= Len Kunstadt =

American scholar of jazz and blues music (1925–1996)

Leonard Richard "Len" Kunstadt (May 15, 1925 - April 23, 1996) was an American scholar of jazz and blues music, and a record label manager.

Len Kunstadt was born and raised in Brownsville, Brooklyn, New York City. He was the son of Morris Kunstadt, a violinist and chess master, and Sophie Sherry Kunstadt, a writer and assistant to band leader Edwin Franko Goldman. After serving in the U.S. Air Force in World War II, Lenny graduated from New York University and began his prolific study of jazz and blues music.

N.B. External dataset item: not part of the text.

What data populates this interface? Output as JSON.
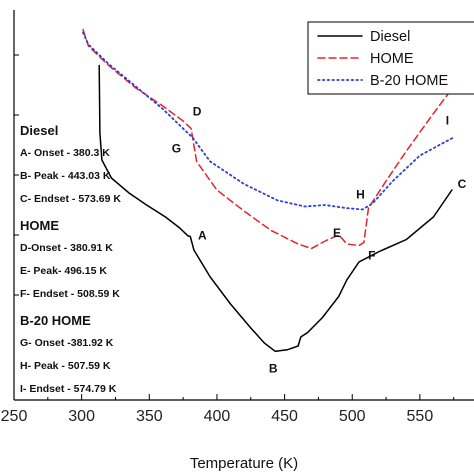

Also known as “Kazoo Papa," Len Kunstadt was the editor and publisher of Record Research magazine, which he founded in the late 1950s, devoted to documenting the recording sessions of historic jazz and blues recordings. Kunstadt continued as editor and publisher of the magazine until the year of his death. He also co-authored, with Sam Charters, Jazz - A History of the New York Scene.

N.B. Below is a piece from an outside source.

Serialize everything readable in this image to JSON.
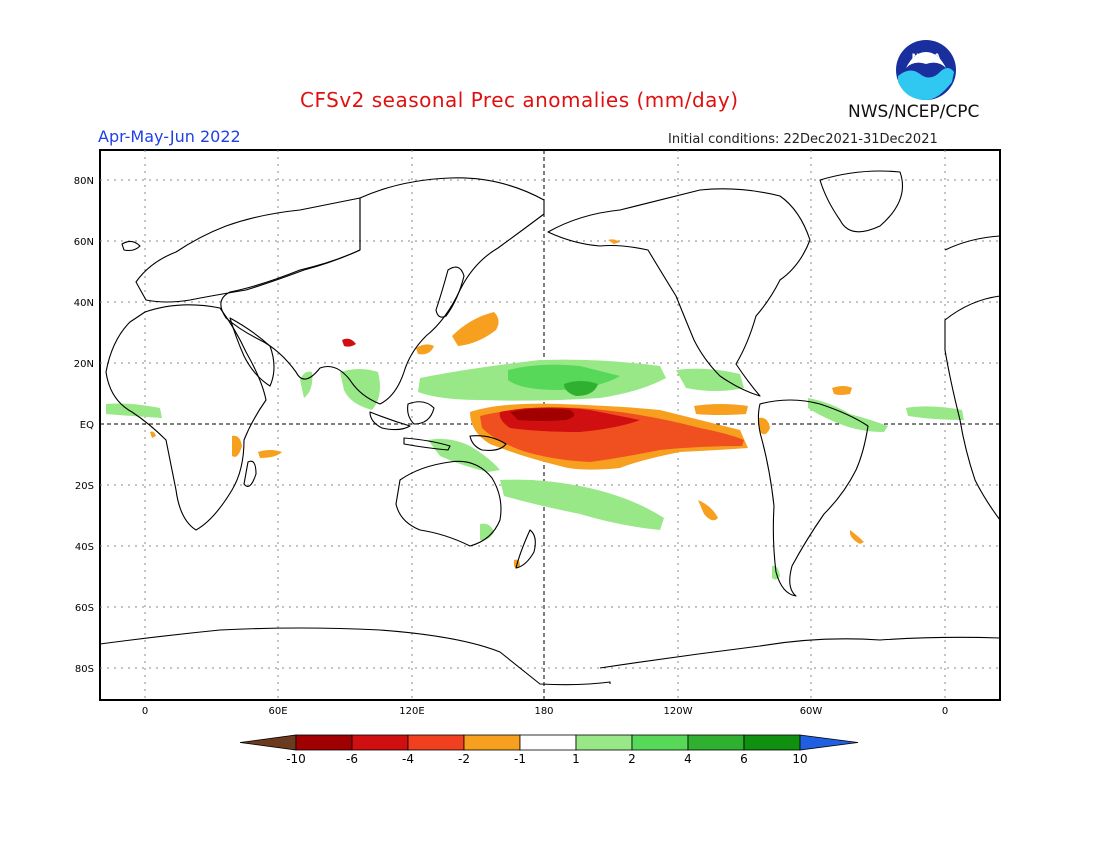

In the mid-1950s, Kunstadt became the companion of Victoria Spivey, and together they created Spivey Records in 1960. He managed the label after her death in 1976. Kunstadt was also a charter member of Record Research Associates, a jazz collector and research organization which started in the 1940s in New York City and survived until the 1990s.

He died in 1996, aged 70. Rosalie Weiner, Kunstadt's sister, donated his papers and archival research to the Institute of Jazz Studies at Rutgers University. In 2001 he was posthumously awarded a Lifetime Achievement Award from the ARSC (Association for Recorded Sound Collections).